As the sign of oceanic consciousness, Pisces commands healing journeys that are anything but linear (hence the current boom, with Saturn and Neptune in Pisces, of psychedelic therapies and beyond). All of Us Strangers blasts down the gates between past and present, fantasy and reality, as Adam (Andrew Lincoln) confronts the loss of his parents, the legacy of his homosexuality, and the possibility of new and revivifying love. Sparing us from yet another punishing coming-out story, All of Us Strangers instead embraces the conversations and confrontations that can only happen in the realm of prayer and surrender. The dead are here to help us heal and deal and move on; the dance floor is a crucible of reawakening; and our greatest work is to part with the past and embrace this messy, living incarnation. Make it through this one, and you’ll be ready to begin again.

Film: May December

Our toxic “true crime” obsession continues to pump out exploitative content, making celebrities out of murderers and charlatans, all for the sake of exploring so-called moral complexity. When Saturn returns to Pisces, it reveals the narcissists who have claimed false victimhood and helps heal the poor souls who never knew they deserved redemption. In Todd Haynes’ savage May December, a former tabloid couple (Charles Melton and Julianne Moore) — then a grown woman and her teen lover, now a married couple with children in college — host an actress (Natalie Portman) looking to give their story the highbrow treatment. Her visit reveals how narratives can become prisons, how abusers can make themselves into martyrs, and what happens to those innocents who never stood a chance. Saturn’s reckoning isn’t pretty, but it’s necessary.

Music: Christine and the Queens, Paranoia, Angels, True Love

The French pop visionary descends into the Piscean waters, taking with him the loves he has lost, the family who has passed on, and those previous incarnations that once defined him. This is album-as-baptism, the musician opens himself up to possibility, rebirth, and ambivalence through buoyant, catchy hymns. Of course, this being Christine and the Queens, you can count on the remixes to take the journey to the next level.
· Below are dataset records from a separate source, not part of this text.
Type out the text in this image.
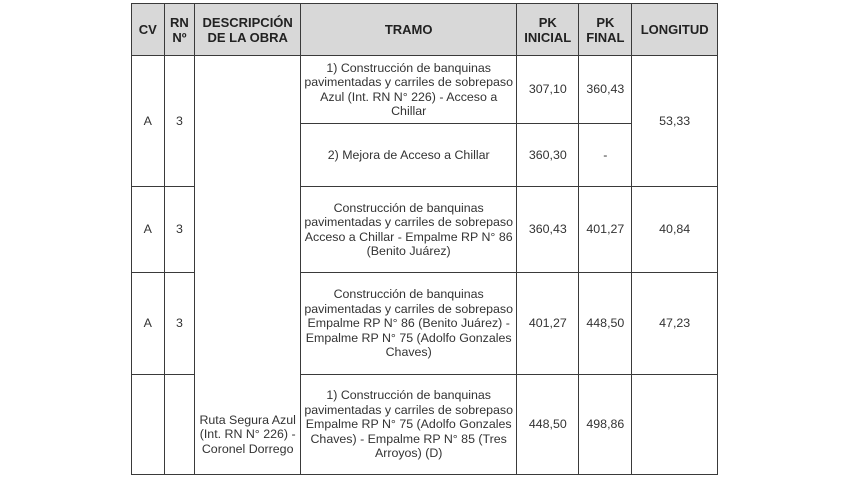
CV	RN Nº	DESCRIPCIÓN DE LA OBRA	TRAMO	PK INICIAL	PK FINAL	LONGITUD
A	3	Ruta Segura Azul (Int. RN N° 226) - Coronel Dorrego	1) Construcción de banquinas pavimentadas y carriles de sobrepaso Azul (Int. RN N° 226) - Acceso a Chillar	307,10	360,43	53,33
			2) Mejora de Acceso a Chillar	360,30	-	
A	3		Construcción de banquinas pavimentadas y carriles de sobrepaso Acceso a Chillar - Empalme RP N° 86 (Benito Juárez)	360,43	401,27	40,84
A	3		Construcción de banquinas pavimentadas y carriles de sobrepaso Empalme RP N° 86 (Benito Juárez) - Empalme RP N° 75 (Adolfo Gonzales Chaves)	401,27	448,50	47,23
			1) Construcción de banquinas pavimentadas y carriles de sobrepaso Empalme RP N° 75 (Adolfo Gonzales Chaves) - Empalme RP N° 85 (Tres Arroyos) (D)	448,50	498,86	
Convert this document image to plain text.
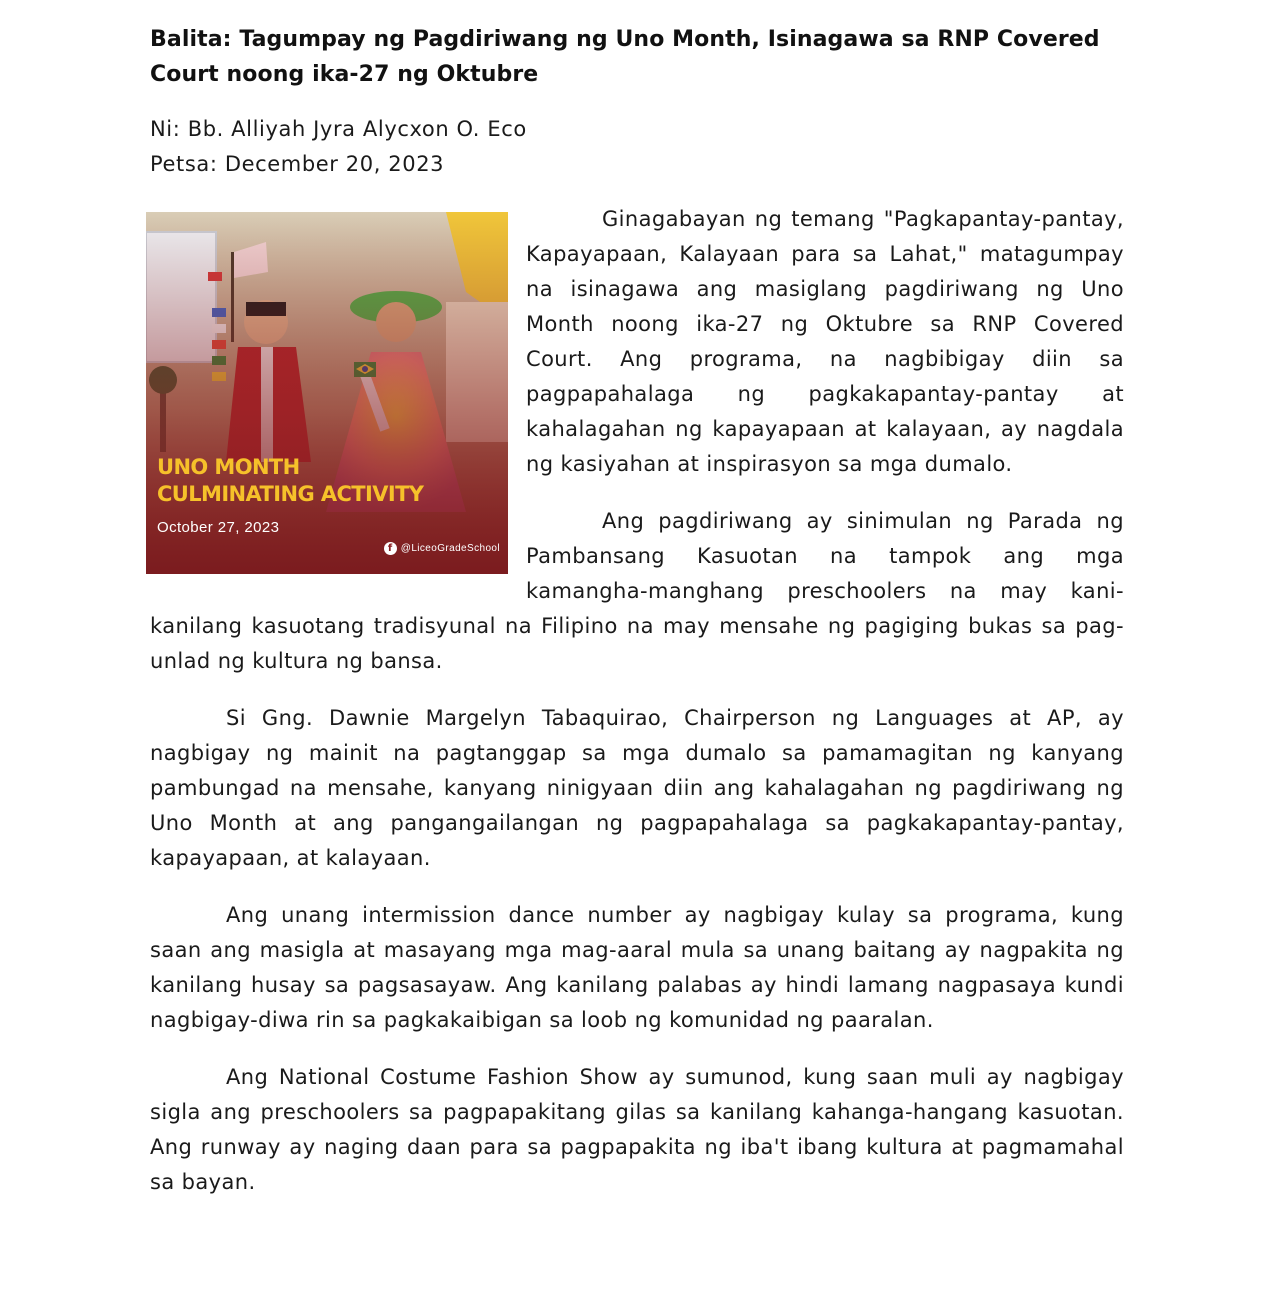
Balita: Tagumpay ng Pagdiriwang ng Uno Month, Isinagawa sa RNP Covered Court noong ika-27 ng Oktubre
Ni: Bb. Alliyah Jyra Alycxon O. Eco
Petsa: December 20, 2023

UNO MONTH
CULMINATING ACTIVITY
October 27, 2023
f @LiceoGradeSchool
Ginagabayan ng temang "Pagkapantay-pantay, Kapayapaan, Kalayaan para sa Lahat," matagumpay na isinagawa ang masiglang pagdiriwang ng Uno Month noong ika-27 ng Oktubre sa RNP Covered Court. Ang programa, na nagbibigay diin sa pagpapahalaga ng pagkakapantay-pantay at kahalagahan ng kapayapaan at kalayaan, ay nagdala ng kasiyahan at inspirasyon sa mga dumalo.

Ang pagdiriwang ay sinimulan ng Parada ng Pambansang Kasuotan na tampok ang mga kamangha-manghang preschoolers na may kani-kanilang kasuotang tradisyunal na Filipino na may mensahe ng pagiging bukas sa pag-unlad ng kultura ng bansa.

Si Gng. Dawnie Margelyn Tabaquirao, Chairperson ng Languages at AP, ay nagbigay ng mainit na pagtanggap sa mga dumalo sa pamamagitan ng kanyang pambungad na mensahe, kanyang ninigyaan diin ang kahalagahan ng pagdiriwang ng Uno Month at ang pangangailangan ng pagpapahalaga sa pagkakapantay-pantay, kapayapaan, at kalayaan.

Ang unang intermission dance number ay nagbigay kulay sa programa, kung saan ang masigla at masayang mga mag-aaral mula sa unang baitang ay nagpakita ng kanilang husay sa pagsasayaw. Ang kanilang palabas ay hindi lamang nagpasaya kundi nagbigay-diwa rin sa pagkakaibigan sa loob ng komunidad ng paaralan.

Ang National Costume Fashion Show ay sumunod, kung saan muli ay nagbigay sigla ang preschoolers sa pagpapakitang gilas sa kanilang kahanga-hangang kasuotan. Ang runway ay naging daan para sa pagpapakita ng iba't ibang kultura at pagmamahal sa bayan.
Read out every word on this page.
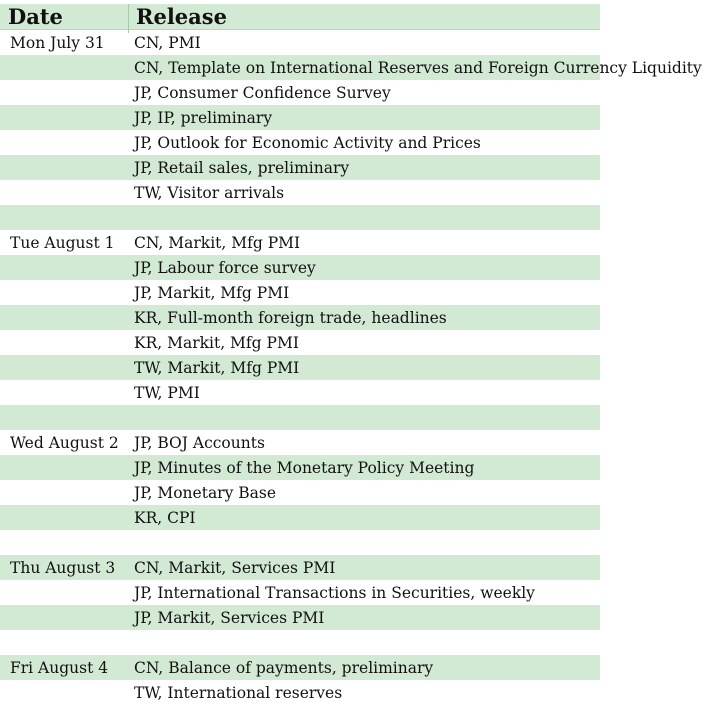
Date	Release
Mon July 31	CN, PMI
CN, Template on International Reserves and Foreign Currency Liquidity
JP, Consumer Confidence Survey
JP, IP, preliminary
JP, Outlook for Economic Activity and Prices
JP, Retail sales, preliminary
TW, Visitor arrivals
Tue August 1	CN, Markit, Mfg PMI
JP, Labour force survey
JP, Markit, Mfg PMI
KR, Full-month foreign trade, headlines
KR, Markit, Mfg PMI
TW, Markit, Mfg PMI
TW, PMI
Wed August 2 JP, BOJ Accounts
JP, Minutes of the Monetary Policy Meeting
JP, Monetary Base
KR, CPI
Thu August 3	CN, Markit, Services PMI
JP, International Transactions in Securities, weekly
JP, Markit, Services PMI
Fri August 4	CN, Balance of payments, preliminary
TW, International reserves
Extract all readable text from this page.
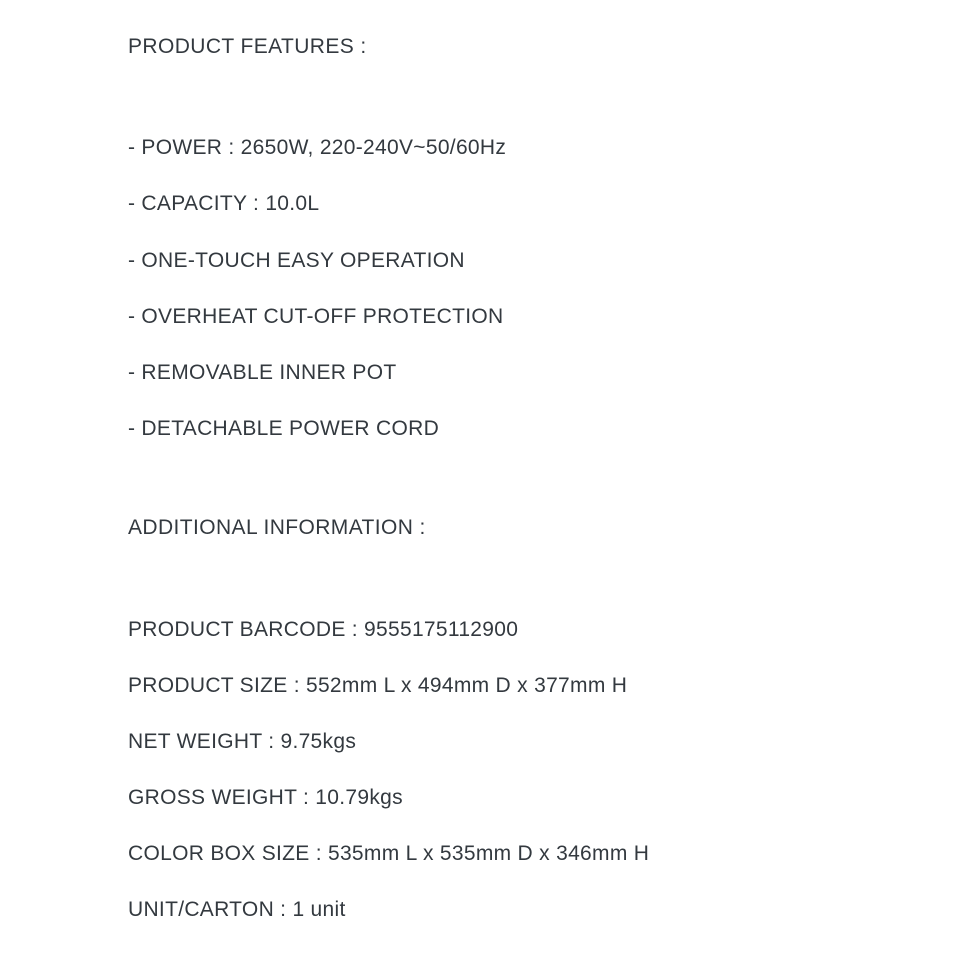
PRODUCT FEATURES :
- POWER : 2650W, 220-240V~50/60Hz
- CAPACITY : 10.0L
- ONE-TOUCH EASY OPERATION
- OVERHEAT CUT-OFF PROTECTION
- REMOVABLE INNER POT
- DETACHABLE POWER CORD
ADDITIONAL INFORMATION :
PRODUCT BARCODE : 9555175112900
PRODUCT SIZE : 552mm L x 494mm D x 377mm H
NET WEIGHT : 9.75kgs
GROSS WEIGHT : 10.79kgs
COLOR BOX SIZE : 535mm L x 535mm D x 346mm H
UNIT/CARTON : 1 unit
Music: Jake Shears, Last Man Dancing

Pisces’ ruling planet is Jupiter, the great mosaic artist who melds influences, stories, and beauty through the work of collage. In his second solo album, Shears — himself a Jupiterian presence on the glam rock stage — voyages through different eras, and through his own musical legacy, in search of creative rediscovery. With guest vocals from Kylie Minogue, Big Freedia, and even Jane Fonda, the album evokes epic fantasy, blissful drug trips and the rapture of romance on the dance floor.

Music: Lana Del Rey, Did You Know That There’s A Tunnel Under Ocean Blvd

In an Interview piece with Billie Eilish, Del Rey said that Norman F*cking Rockwell was “about world building, whereas this was straight vibing.” Mournful, hopeful, and contemplative, Ocean Blvd answers the Piscean calling of looking back, honoring what has been lost, and making peace with ambiguity. This is a send-off to previous iterations of the singer, a scrapbook of glorious bygone eras, and a chance at synthesis and celebration, as befits the end of a cycle.